William Schickel
(1919-2009)
In the months before his death, William Schickel still observed the Benedictine motto of Ora et Labora (Prayer and Work), writ large on a sign over his workspace in the home of his son, Joseph, in Loveland, Ohio. Before starting his creative labors, the 89-year old artist began each day with prayer. Schickel’s eyesight was failing and his hand less steady, but he never faltered in his lifelong commitment to make art that revealed the sacred in the simple and the ordinary. He was a quiet revolutionary, pursuing his own path.

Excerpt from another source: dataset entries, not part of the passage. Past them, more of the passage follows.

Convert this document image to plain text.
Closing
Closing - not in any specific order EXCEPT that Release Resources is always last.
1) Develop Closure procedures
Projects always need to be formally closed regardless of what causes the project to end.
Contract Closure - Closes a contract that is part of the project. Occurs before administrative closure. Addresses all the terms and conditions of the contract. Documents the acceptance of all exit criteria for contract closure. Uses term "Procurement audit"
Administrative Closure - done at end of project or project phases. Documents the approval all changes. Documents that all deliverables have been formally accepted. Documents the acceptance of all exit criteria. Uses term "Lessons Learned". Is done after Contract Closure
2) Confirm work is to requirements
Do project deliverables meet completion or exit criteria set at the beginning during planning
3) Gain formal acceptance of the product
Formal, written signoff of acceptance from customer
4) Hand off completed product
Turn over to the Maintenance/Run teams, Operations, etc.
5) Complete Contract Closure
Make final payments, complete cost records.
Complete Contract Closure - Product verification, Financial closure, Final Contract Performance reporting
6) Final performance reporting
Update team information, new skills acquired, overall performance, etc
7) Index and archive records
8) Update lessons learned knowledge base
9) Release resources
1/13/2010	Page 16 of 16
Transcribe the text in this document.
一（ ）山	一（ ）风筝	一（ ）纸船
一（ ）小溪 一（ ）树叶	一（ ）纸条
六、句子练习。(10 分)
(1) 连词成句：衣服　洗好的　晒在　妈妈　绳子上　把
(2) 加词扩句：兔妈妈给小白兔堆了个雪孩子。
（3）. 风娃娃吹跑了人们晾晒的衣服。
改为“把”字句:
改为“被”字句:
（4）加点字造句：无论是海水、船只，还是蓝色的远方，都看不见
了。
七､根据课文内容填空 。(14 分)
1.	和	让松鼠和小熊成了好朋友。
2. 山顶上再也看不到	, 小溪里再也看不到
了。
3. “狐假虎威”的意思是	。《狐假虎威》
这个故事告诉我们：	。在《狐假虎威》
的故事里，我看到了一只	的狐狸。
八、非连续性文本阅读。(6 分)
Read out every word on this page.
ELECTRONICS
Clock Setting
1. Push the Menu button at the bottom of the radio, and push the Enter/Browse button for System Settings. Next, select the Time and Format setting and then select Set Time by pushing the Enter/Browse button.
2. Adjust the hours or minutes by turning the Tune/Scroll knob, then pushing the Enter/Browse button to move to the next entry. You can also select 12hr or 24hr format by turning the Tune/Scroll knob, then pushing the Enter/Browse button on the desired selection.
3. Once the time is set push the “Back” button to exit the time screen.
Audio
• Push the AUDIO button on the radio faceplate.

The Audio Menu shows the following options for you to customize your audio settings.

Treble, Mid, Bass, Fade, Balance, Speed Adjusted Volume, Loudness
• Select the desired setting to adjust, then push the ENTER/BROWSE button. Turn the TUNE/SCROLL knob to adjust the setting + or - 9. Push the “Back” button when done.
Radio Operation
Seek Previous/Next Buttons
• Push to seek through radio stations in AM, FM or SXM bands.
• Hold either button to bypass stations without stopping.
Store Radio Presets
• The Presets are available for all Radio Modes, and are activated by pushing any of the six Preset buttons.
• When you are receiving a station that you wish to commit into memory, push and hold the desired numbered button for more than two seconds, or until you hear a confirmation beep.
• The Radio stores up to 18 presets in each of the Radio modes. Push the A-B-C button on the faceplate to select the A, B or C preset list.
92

Before the Second Vatican Council opened the Roman Catholic Church to the contemporary world, Schickel was already using the language of modernism to express the essentials of his faith through art. Rather than make a career for himself in an urban art center, he chose to settle in this rural Ohio community and raise 11 children, living off the land. “It may sound crazy,” Schickel once told me with a laugh, “but the people close to me in art can’t stand my religion, and the people close to me in religion can’t stand my art!”
Schickel described his art as a search for “frugal splendor.” You have only to visit the Grainville Oratory just outside Loveland, which was dedicated in 1962, to understand exactly what he meant. Schickel took an abandoned old barn on the grounds of the Grail community, a Catholic laywoman’s movement to which his wife, Mary, belonged, and turned it into a icon of contemporary sacred architecture. Following his “less is more” aesthetic, he preserved the original wood beams and posts, painted the walls and ceilings an austere white, and opened a well of light above the altar area to create an interior space both spare and luminous.
Schickel applied the same design principles to stained glass windows and baptismal founts, candelabra and baldachins, tabernacles and processional crosses, pulpits and pews, bas-relief wall murals and totem-obelisks. There is little within a church interior that did not undergo his reforming, transforming touch! A mystic with a practical bent, Schickel came up with the idea of making “Icons of the Seasons,” altar paintings in four panels, fitted to a cross, which can be changed and re-arranged according to the seasons and festivals of the church year.
The three Schickel paintings in the Sacred Art Pilgrim Collection, which he completed shortly before his death in 2009, are an off-shoot of this series. Some works of religious art challenge me to take a new look at the biblical narratives by their specificity of detail and exuberance of execution. These figurative abstracts with their economy of form and limited color palette move me in a different way. They inspire contemplation. The Resurrection is, surely, one of the most difficult subjects for an artist to depict, but Schickel succeeds, admirably, in Sonday using just the basic geometric shapes of the circle and square. Schickel had the perfect definition for this kind of sacred art: “visual prayer.”